"Demokratie! - Nein Danke?"

Am 03. Februar 2010 wurden die Ergebnisse der neuen Studie der Friedrich-Ebert-Stiftung im Leipziger Büro der Stiftung vorgestellt. Im Zuge seiner Analyse kommt der Politologe Serge Embacher zu dem Schluss, dass die Demokratie in Deutschland in einer tiefen Krise stecke.
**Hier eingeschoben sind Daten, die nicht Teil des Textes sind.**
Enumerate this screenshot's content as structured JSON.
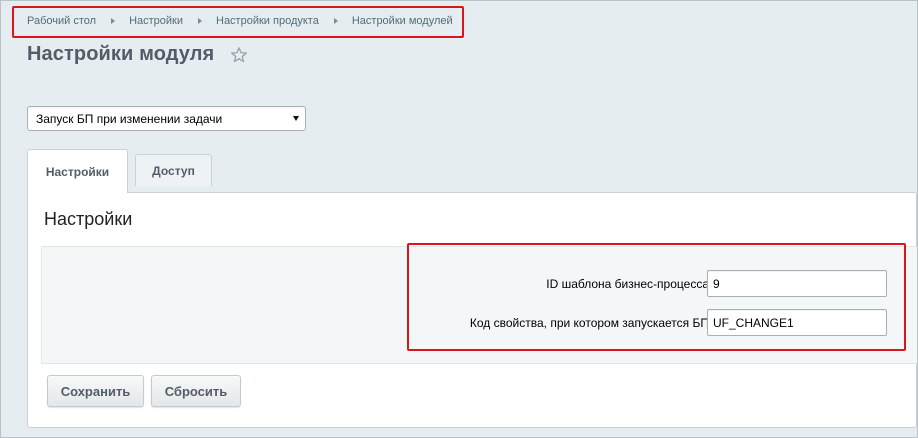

Er hält es demnach nicht für ausgeschlossen, dass der Demokratie in der BRD die Existenzgrundlagen entzogen werden.

Um den Weg aus der beschriebenen Krise zu finden, schlägt Embacher unter anderem mehr Partizipationsmöglichkeiten für die Bürger vor.

Das Buch zur Studie

Die Teilnehmerresonanz war enorm, sodass die sichtlich erfreuten Veranstalter noch kurz vor Beginn zusätzliche Stühle aufstellen mussten.
Vom oft zitierten Politikverdruss also nichts zu spüren, könnte man meinen. In der Tat stellte Herr Dr. Serge Embacher gleich am Anfang seines Referats eines der zentralen Ergebnisse der besprochenen Studie deutlich heraus: Es handelt sich in weiten Teilen der deutschen Bevölkerung nicht um einen generellen Politik- , als vielmehr um einen Politikerverdruss. Offenbar hegen die Menschen ein tiefes Misstrauen gegen ihre Repräsentanten und die üblichen Mechanismen der politischen Entscheidungsfindung. Dementsprechend wird es den Politikern mehrheitlich nicht zugetraut, die Bedürfnisse der Bürger befriedigen und die Probleme und Aufgaben in Zukunft gerecht lösen zu können. Zusätzlich befeuert werden diese Gefühle der Menschen von einer großen Unsicherheit hinsichtlich der persönlichen materiellen Zukunft quer durch die gesellschaftlichen Schichten.
Es ist Serge Embacher hoch anzurechnen, dass er einerseits die Zuhörer nicht mit endlos langen Zahlenreihen überhäuft und vom Thema entfernt hat, und andererseits nicht versucht hat hinlänglich bekannte Zusammenhänge als originell darzustellen. Sehr zurecht erntete er breite Zustimmung aus dem Publikum.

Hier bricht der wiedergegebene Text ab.